Fin dal 66 un altro complesso italiano, i Giganti, cantava, con quell’ironia che spesso ne caratterizzava le esecuzioni, che Noi non abbiamo paura della bomba / noi non abbiamo paura della bomba / atomica, atomica, atomica / atomica, atomica, atomica! e l’anno successivo portava addirittura al terzo posto del Festival di Sanremo una canzone che riprendeva una parola d’ordine del movimento hippy: Mettete dei fiori nei vostri cannoni.
Se ne parlava e se ne cantava. All’inizio di quest’anno il Doomsday clock è stato portato a due minuti e mezzo dalla mezzanotte e credo che in questi giorni potrebbe andare ancora un poco avanti. Il medio-oriente è una polveriera dove tutti combattono contro tutti; la rinata democrazia russa sembra presa da antiche nostalgie zariste; la solida democrazia americana, che aveva portato il primo nero alla presidenza, ha recentemente eletto un personaggio che parla di bombe e le sgancia con preoccupante naturalezza; il lontano oriente sembra tornare all’inizio degli anni Cinquanta, ai terribili tempi della guerra di Corea.
Ma oggi se ne parla poco e non se ne canta.
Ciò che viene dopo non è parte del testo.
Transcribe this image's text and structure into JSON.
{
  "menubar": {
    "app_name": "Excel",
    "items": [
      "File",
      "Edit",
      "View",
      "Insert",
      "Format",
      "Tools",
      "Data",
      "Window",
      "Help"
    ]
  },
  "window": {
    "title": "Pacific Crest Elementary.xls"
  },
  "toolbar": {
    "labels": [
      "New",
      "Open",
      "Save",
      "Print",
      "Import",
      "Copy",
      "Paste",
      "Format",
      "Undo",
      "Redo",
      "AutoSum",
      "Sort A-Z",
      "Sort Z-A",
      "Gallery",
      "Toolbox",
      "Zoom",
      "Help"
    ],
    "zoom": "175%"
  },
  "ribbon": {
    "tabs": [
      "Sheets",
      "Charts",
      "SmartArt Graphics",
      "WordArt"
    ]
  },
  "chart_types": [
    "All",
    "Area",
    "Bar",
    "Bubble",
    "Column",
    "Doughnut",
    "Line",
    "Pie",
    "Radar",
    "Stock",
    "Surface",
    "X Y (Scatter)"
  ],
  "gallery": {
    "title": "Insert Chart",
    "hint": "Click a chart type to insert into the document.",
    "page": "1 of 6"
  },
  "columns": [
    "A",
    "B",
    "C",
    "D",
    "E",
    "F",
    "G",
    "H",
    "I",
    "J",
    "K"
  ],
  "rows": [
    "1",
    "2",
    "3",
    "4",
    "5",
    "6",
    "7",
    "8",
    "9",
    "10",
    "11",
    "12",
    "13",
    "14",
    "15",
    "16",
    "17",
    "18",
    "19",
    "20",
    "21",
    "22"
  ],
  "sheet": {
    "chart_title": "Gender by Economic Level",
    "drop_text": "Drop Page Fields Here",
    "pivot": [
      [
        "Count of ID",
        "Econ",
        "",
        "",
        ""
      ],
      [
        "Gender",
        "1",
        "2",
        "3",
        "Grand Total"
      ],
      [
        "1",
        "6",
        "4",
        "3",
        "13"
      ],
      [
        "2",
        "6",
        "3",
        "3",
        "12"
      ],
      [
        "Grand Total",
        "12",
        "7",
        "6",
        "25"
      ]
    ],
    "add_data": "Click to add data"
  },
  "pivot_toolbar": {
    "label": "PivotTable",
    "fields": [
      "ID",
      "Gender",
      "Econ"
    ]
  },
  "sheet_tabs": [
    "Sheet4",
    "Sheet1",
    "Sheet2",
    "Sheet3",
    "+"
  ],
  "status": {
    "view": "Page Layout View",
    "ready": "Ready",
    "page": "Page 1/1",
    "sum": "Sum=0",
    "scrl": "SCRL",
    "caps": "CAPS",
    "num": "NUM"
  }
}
Non si tratta solo di discutere dei movimenti pacifisti, della politica europea, della paralisi dell’Onu; quello che stupisce è il silenzio che su questi temi si coglie alla fermata del tram, al bar sotto casa, al festival di Sanremo, in pizzeria. Non abbiamo più paura della bomba? Non ci assale più il dubbio che noi non ci saremo? Forse cinquant’anni di relativa tranquillità hanno intorpidito le coscienze o forse è vero che siamo destinati a non poter fare a meno di farci ricorrentemente del male, per poter ripartire con maggiore entusiasmo. Ma il rischio che non sia più possibile allargare i conflitti, pur mantenendo la possibilità di fermarsi, era proprio quello che metteva angoscia mezzo secolo fa. Speriamo di poterci ricordare in tempo che … dai boschi e dal mare ritorna la vita / e ancora la terra sarà popolata, / fra notti e giorni il sole farà le mille stagioni e ancora il mondo percorrerà / gli spazi di sempre per mille secoli almeno / ma noi non ci saremo.